Re: [PATCH RFC 1/1] KVM: x86: add param to update master clock periodically

From: Sean Christopherson
Date: Fri Oct 13 2023 - 15:02:53 EST


On Fri, Oct 13, 2023, David Woodhouse wrote:
> On Fri, 2023-10-13 at 11:07 -0700, Sean Christopherson wrote:
> > I generally support the idea, but I think it needs to an opt-in from userspace.
> > Essentially a "I pinky swear to give all vCPUs the same TSC frequency, to not
> > suspend the host, and to not run software/firmware that writes IA32_TSC_ADJUST".
> > AFAICT, there are too many edge cases and assumptions about userspace for KVM to
> > safely couple kvmclock to guest TSC by default.
>
> I think IA32_TSC_ADJUST is OK, isn't it?
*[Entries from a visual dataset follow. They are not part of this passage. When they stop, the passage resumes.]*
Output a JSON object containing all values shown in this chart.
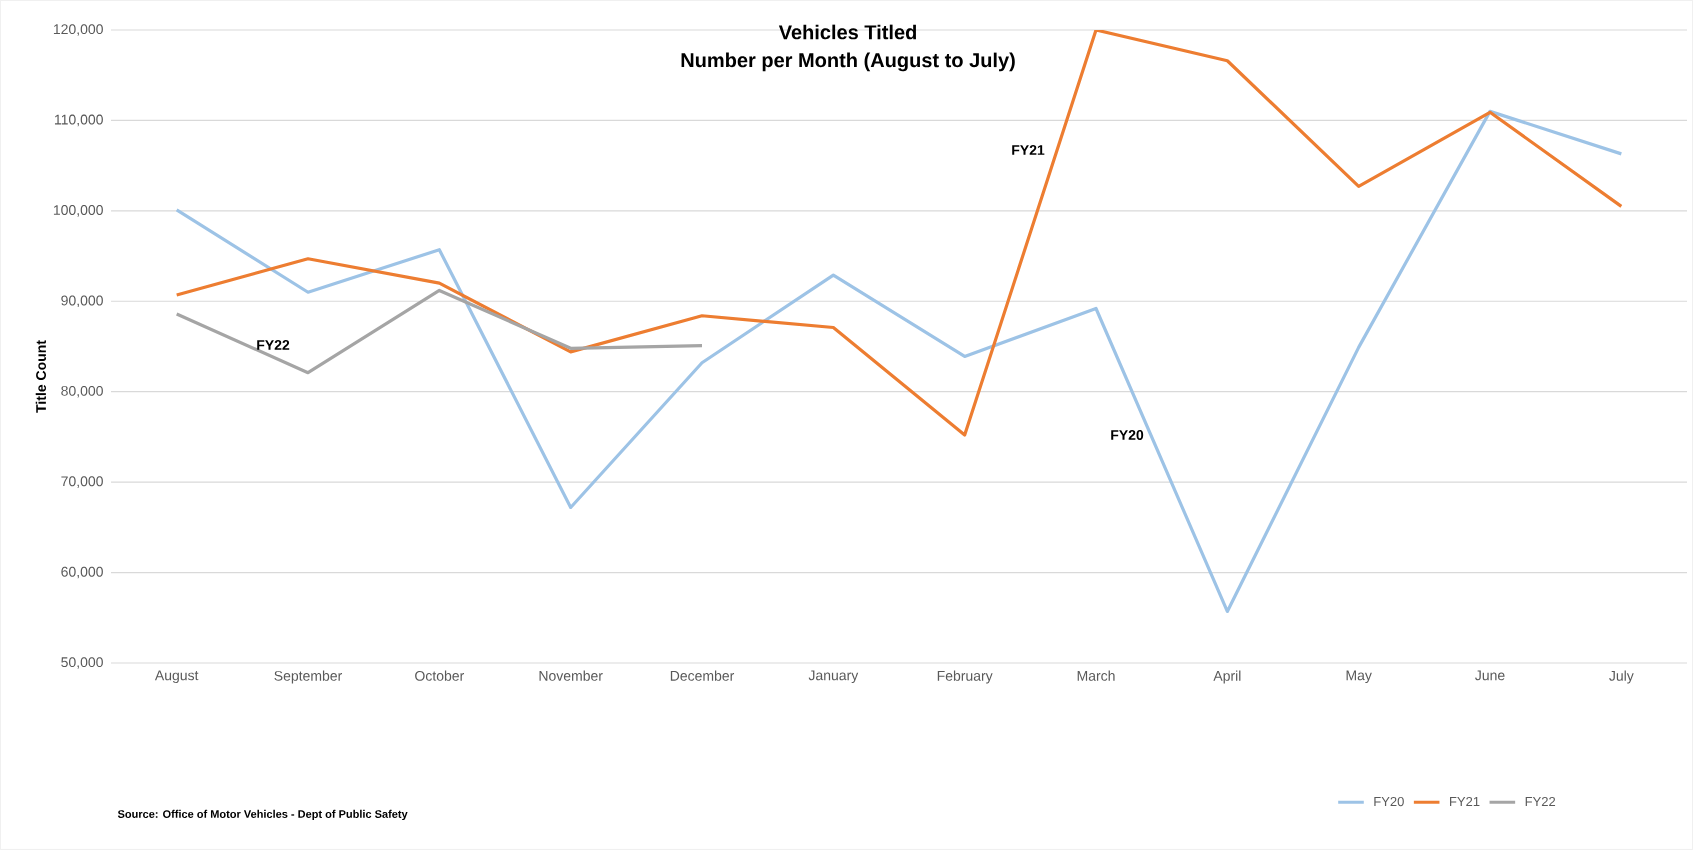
{
  "chart_data": {
    "type": "line",
    "title": "Vehicles Titled",
    "subtitle": "Number per Month (August to July)",
    "ylabel": "Title Count",
    "categories": [
      "August",
      "September",
      "October",
      "November",
      "December",
      "January",
      "February",
      "March",
      "April",
      "May",
      "June",
      "July"
    ],
    "series": [
      {
        "name": "FY20",
        "color": "#9dc3e6",
        "values": [
          100100,
          91000,
          95700,
          67200,
          83200,
          92900,
          83900,
          89200,
          55700,
          84900,
          111000,
          106300
        ]
      },
      {
        "name": "FY21",
        "color": "#ed7d31",
        "values": [
          90700,
          94700,
          92000,
          84400,
          88400,
          87100,
          75200,
          120000,
          116600,
          102700,
          110900,
          100500
        ]
      },
      {
        "name": "FY22",
        "color": "#a5a5a5",
        "values": [
          88600,
          82100,
          91200,
          84800,
          85100,
          null,
          null,
          null,
          null,
          null,
          null,
          null
        ]
      }
    ],
    "ylim": [
      50000,
      120000
    ],
    "yticks": [
      {
        "value": 50000,
        "label": "50,000"
      },
      {
        "value": 60000,
        "label": "60,000"
      },
      {
        "value": 70000,
        "label": "70,000"
      },
      {
        "value": 80000,
        "label": "80,000"
      },
      {
        "value": 90000,
        "label": "90,000"
      },
      {
        "value": 100000,
        "label": "100,000"
      },
      {
        "value": 110000,
        "label": "110,000"
      },
      {
        "value": 120000,
        "label": "120,000"
      }
    ],
    "grid": "y",
    "legend": "bottom right",
    "marker": "none",
    "line_style": "solid",
    "annotations": [
      "FY22",
      "FY21",
      "FY20",
      "Source: Office of Motor Vehicles - Dept of Public Safety"
    ]
  }
}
There is a "real" TSC value
> and if vCPUs adjust themselves forward and backwards from that, it's
> just handled as a delta.

I meant the host writing IA32_TSC_ADJUST. E.g. if a host SMM handler mucks with
TSC offsets to try and hide the time spent in the SMM handler, then the platform
owner gets to keep the pieces.

> And we solved 'give all vCPUS the same TSC frequency' by making that
> KVM-wide.
>
> Maybe suspending and resuming the host can be treated like live
> migration, where you know the host TSC is different so you have to make
> do with a delta based on CLOCK_TAI.
>
> But while I'm picking on the edge cases and suggesting that we *can*
> cope with some of them, I do agree with your suggestion that "let
> kvmclock run by itself without being clamped back to
> CLOCK_MONOTONIC_RAW" should be an opt *in* feature.

Yeah, I'm of the mind that just because we can cope with some edge cases, doesn't
mean we should. At this point, kvmclock really should be considered deprecated
on modern hardware. I.e. needs to be supported for older VMs, but shouldn't be
advertised/used when creating entirely new VMs.

Hence my desire to go with a low effort solution for getting kvmclock to play nice
with modern hardware.

> > > [1] Yes, I believe "back" does happen. I have test failures in my queue
> > > to look at, where guests see the "Xen" clock going backwards.
> >
> > Yeah, I assume "back" can happen based purely on the wierdness of the pvclock math.o
> >
> > What if we add a module param to disable KVM's TSC synchronization craziness
> > entirely?  If we first clean up the peroidic sync mess, then it seems like it'd
> > be relatively straightforward to let kill off all of the synchronization, including
> > the synchronization of kvmclock to the host's TSC-based CLOCK_MONOTONIC_RAW.
> >
> > Not intended to be a functional patch...
>
> Will stare harder at the actual patch when it isn't Friday night.
>
> In the meantime, I do think a KVM cap that the VMM opts into is better
> than a module param?

Hmm, yeah, I think a capability would be cleaner overall. Then KVM could return
-EINVAL instead of silently forcing synchronization if the platform conditions
aren't meant, e.g. if the TSC isn't constant or if the host timekeeping isn't
using TSC.

The interaction with kvmclock_periodic_sync might be a bit awkward, but that's
easy enough to solve with a wrapper.